The Cure's cancellation, Double dose of Decemberists
Monday, August 27, 2007
When The Cure announced a fall 2007 tour in support of an upcoming album release, members must not have factored in enough time to simultaneously complete new songs and rehearse for the shows. As a result, Robert Smith and company have removed all 2007 North American gigs from the calendar and are pushing the dates to April and May 2008. According to a band statement, it appears perfectionism was partially to blame, though it could be worthwhile in the long run: "The schedule as it stands only gives us a couple of weeks to finish our new double album before we hit the road again, and we know this just isn't enough time to complete the project to our genuine satisfaction... Once again, our genuine apologies to anyone who is upset by this announcement- please be encouraged by our promise: The spring 2008 Cure shows will be even better than the fall 2007 ones would have been!!!"

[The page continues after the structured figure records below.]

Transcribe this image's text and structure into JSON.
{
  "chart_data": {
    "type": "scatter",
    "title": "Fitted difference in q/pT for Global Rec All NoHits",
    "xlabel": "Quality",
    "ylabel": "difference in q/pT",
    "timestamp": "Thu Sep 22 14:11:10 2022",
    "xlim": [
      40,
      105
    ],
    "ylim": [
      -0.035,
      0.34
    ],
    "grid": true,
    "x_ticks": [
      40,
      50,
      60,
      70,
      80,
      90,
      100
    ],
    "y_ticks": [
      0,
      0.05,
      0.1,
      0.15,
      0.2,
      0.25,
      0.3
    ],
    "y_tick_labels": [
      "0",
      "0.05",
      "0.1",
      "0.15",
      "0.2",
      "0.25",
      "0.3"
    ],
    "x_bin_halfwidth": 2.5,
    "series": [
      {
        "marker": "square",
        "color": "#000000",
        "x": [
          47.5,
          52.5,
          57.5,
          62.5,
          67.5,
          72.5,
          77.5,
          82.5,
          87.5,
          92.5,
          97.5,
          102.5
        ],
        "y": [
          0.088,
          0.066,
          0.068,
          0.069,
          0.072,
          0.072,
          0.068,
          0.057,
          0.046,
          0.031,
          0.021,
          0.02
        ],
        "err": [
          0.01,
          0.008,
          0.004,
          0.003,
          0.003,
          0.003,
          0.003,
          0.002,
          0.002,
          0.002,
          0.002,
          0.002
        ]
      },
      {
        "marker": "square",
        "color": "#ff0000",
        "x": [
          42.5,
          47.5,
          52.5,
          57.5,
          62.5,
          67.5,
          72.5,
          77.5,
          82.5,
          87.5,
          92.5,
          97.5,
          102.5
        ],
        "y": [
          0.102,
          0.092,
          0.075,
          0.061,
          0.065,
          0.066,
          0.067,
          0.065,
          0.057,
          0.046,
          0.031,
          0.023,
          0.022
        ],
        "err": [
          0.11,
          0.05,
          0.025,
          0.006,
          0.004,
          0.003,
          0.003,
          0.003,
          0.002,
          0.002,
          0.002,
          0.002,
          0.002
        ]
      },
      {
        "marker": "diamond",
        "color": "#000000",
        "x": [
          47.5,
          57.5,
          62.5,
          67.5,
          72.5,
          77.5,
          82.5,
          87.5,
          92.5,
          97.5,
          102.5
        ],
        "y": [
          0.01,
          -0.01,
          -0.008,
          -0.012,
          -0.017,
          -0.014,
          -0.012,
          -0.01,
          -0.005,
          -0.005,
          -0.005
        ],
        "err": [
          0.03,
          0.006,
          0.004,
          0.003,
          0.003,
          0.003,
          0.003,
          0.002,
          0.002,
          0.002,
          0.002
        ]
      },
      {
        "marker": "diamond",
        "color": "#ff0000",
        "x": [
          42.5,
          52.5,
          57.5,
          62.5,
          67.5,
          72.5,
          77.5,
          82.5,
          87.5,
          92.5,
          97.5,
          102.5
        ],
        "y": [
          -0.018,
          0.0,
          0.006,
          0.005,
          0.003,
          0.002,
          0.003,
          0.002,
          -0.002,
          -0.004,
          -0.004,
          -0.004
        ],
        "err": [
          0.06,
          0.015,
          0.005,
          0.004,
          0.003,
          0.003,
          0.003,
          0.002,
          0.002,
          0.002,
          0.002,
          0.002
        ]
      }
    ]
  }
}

Fans of The Decemberists have a double dose of reasons to celebrate thanks to an ingenious new tour announcement that finds the band visiting the same city for two shows in a row. But rather than repeating the same set list, "The Long and Short of It" outing will feature one evening of more experimental and epic selections, followed by a night of quicker, more accessible material. Given the band's brilliant ability to balance both sides of the coin throughout its varied catalogue, either experience is likely to be a worthwhile endeavor. However, members are making it very clear that the tour's name doesn't mean one gig will be longer or shorter than the other, just packed with a particular theme derived from each tune's time limits.
Progressive metal mavens Dream Theatre are using its longevity to lend a helping hand. A recent "Dream Pod" auction was stacked with 950 of the band's songs and autographed by each member with 100% of the proceeds going to Camp Good Days and Special Times. The non-profit organization strives to improve the quality of life for children, adults and families affected by cancer and other life threatening illness.